Love and Relationships
Quality of my Social Interactions/Connections


Notice these two areas deal with other people. So for now, we're going to put those on the back burner. It is vital I address the needs of "self" and my own person before incorporating others into my detox. In fact, short of this blog, I don't plan on involving others in this process to a large degree. I've deactivated any social networks for the time being.
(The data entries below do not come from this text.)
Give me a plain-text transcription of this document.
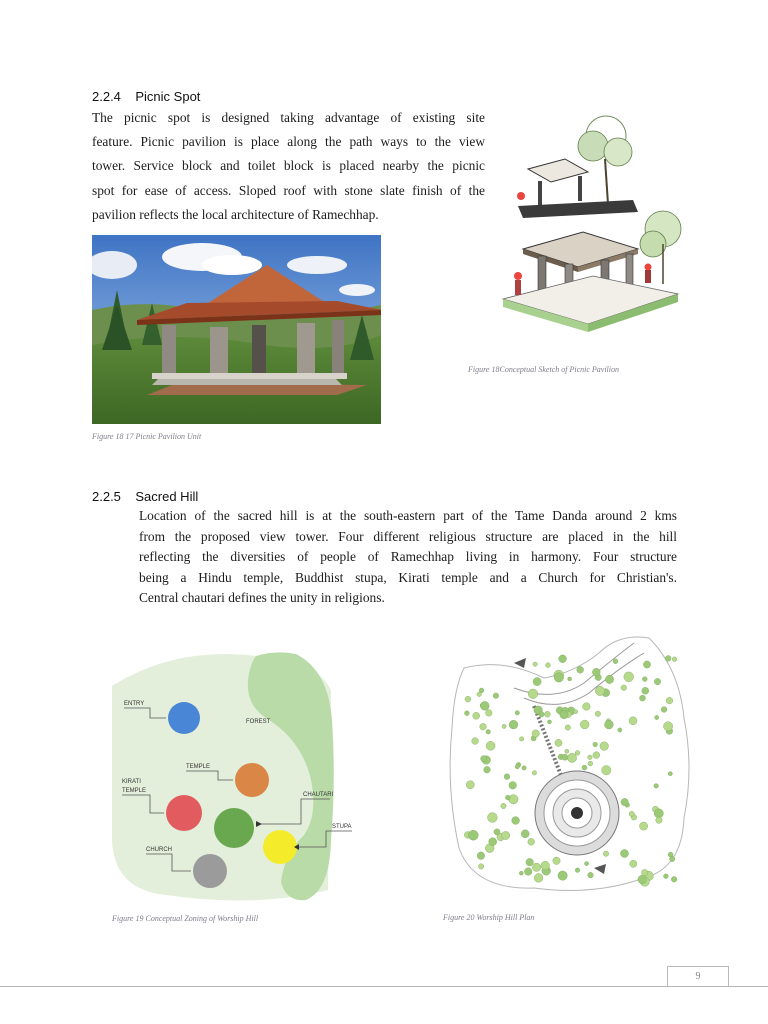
2.2.4 Picnic Spot
The picnic spot is designed taking advantage of existing site
feature. Picnic pavilion is place along the path ways to the view
tower. Service block and toilet block is placed nearby the picnic
spot for ease of access. Sloped roof with stone slate finish of the
pavilion reflects the local architecture of Ramechhap.
Figure 18 17 Picnic Pavilion Unit
Figure 18Conceptual Sketch of Picnic Pavilion
2.2.5 Sacred Hill
Location of the sacred hill is at the south-eastern part of the Tame Danda around 2 kms
from the proposed view tower. Four different religious structure are placed in the hill
reflecting the diversities of people of Ramechhap living in harmony. Four structure
being a Hindu temple, Buddhist stupa, Kirati temple and a Church for Christian's.
Central chautari defines the unity in religions.
FOREST
ENTRY
TEMPLE
KIRATI
TEMPLE
CHAUTARI
STUPA
CHURCH
Figure 19 Conceptual Zoning of Worship Hill	Figure 20 Worship Hill Plan
9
That's mainly because part of the detox is understanding who I am independent of people and other external factors.

Isolation may not be the best means for everyone, but it takes knowing what your needs are. I know many of my issues stem from comparing myself to other people for instance. Many of my self perception issues cause me to feel awkward and uncomfortable in social settings. And of course without values and convictions, how can you truly add substance to your interactions with others. These are just a couple of examples, but essentially I want to make the point that REAL CHANGE STARTS FROM THE INSIDE, so take a break from the external pressure for a while and chill. Focus on doing your own thing and in time, we'll deal with everything else.




So I've taken the first step in this Detox and laid out what areas I want to improve. The next step is the diagnostic: an honest evaluation of how I'm doing in each of these areas and what will need to be done.